第3話魔法老婆ババサレ
神谷バーを出た俺は元魔法少女の占い師に会うべく歩いていた。
2つ目の交差点を曲がるとそこはただただ薄暗いだけで、占い師がいるような様子は無かった。
辺りをきょろきょろと見回しながらゆっくりと歩を進めて行くと、突然背後から声をかけられた。
「ちょいとそこのお兄さん、お兄さんは何か道に迷っていますな?人生の道、1つこの老婆に聞かせてみてはどうだろうか。私は見ての通りお兄さんよりも長く生きている、生きているからと言って経験値が多いというかと言えば、そうと限らない事もあるだろう、しかし話し相手くらいにはなるかもしれないよ」
長いな…、「ちょいとそこのお兄さん」で良くないか。
ん、というか何処から出てきたこの婆さん。
確かに暗い色の服装だけれど、まったく見えなかったぞ。忍者か何かか。
しかしよく見ると占い師らしい白い小さな机を構えている、件の占い師なのかもしれない。

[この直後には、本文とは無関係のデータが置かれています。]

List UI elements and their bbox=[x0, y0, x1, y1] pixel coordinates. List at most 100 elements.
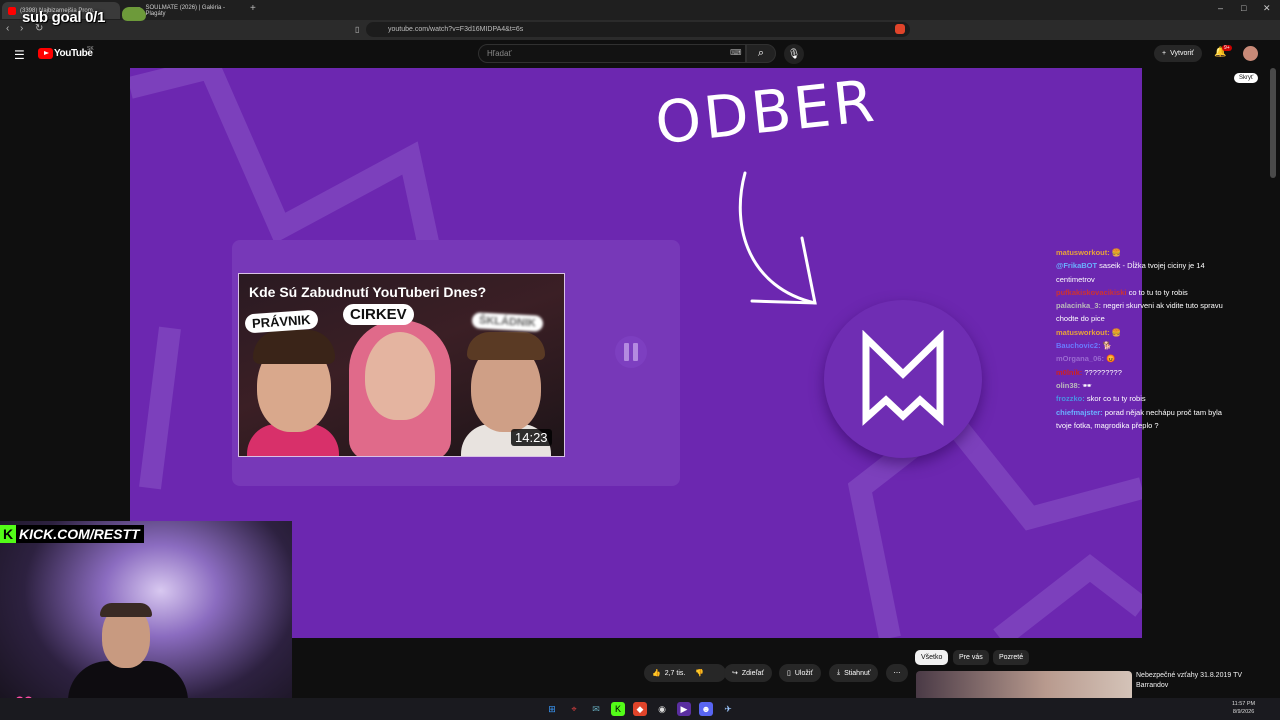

「えぇ、探し人がいるのです。この辺りにいるという元魔法少女だという占い師をご存知でしょうか。」
俺はおそらくそうだろうと思いながら尋ねてみた。
「ご存知も何も私がそうですよ。」
やけに順調に話が進んで行く。
「それでは、ご相談があるのですが。魔法少女になるにはどうしたらいいのでしょうか。」
俺は改めて老婆の方を向き直した。
「お兄さん、魔法少女になりたいのですか。魔法少女というのは元来女の子、ギリギリのラインで女性がなるものも相場が決まっている。なってなれない物ではないが…」
老婆は少し口をもごもごさせた。
「お兄さんはひょっとして変態というものなのかい」
そして老婆は品定めをするかのように俺を見上げた。
「いいえ、俺は変態ではありません。かくかくしかじかで魔法少女を志している者です。」
俺は背筋を伸ばし少しでも見栄えが良く、健全に見えるようにした。
「そうですか。それならば関東拗音委員会と、浅草濁点倶楽部を尋ねて見なさい。」
関東拗音委員会…浅草濁点倶楽部…
突然話がきな臭くなってきた。
「その組織はどんな組織なんですか。何やら怪しさが溢れているのだが。」
しかし行けば分かると老婆は2枚の地図を渡し、俺から5000円を徴収した。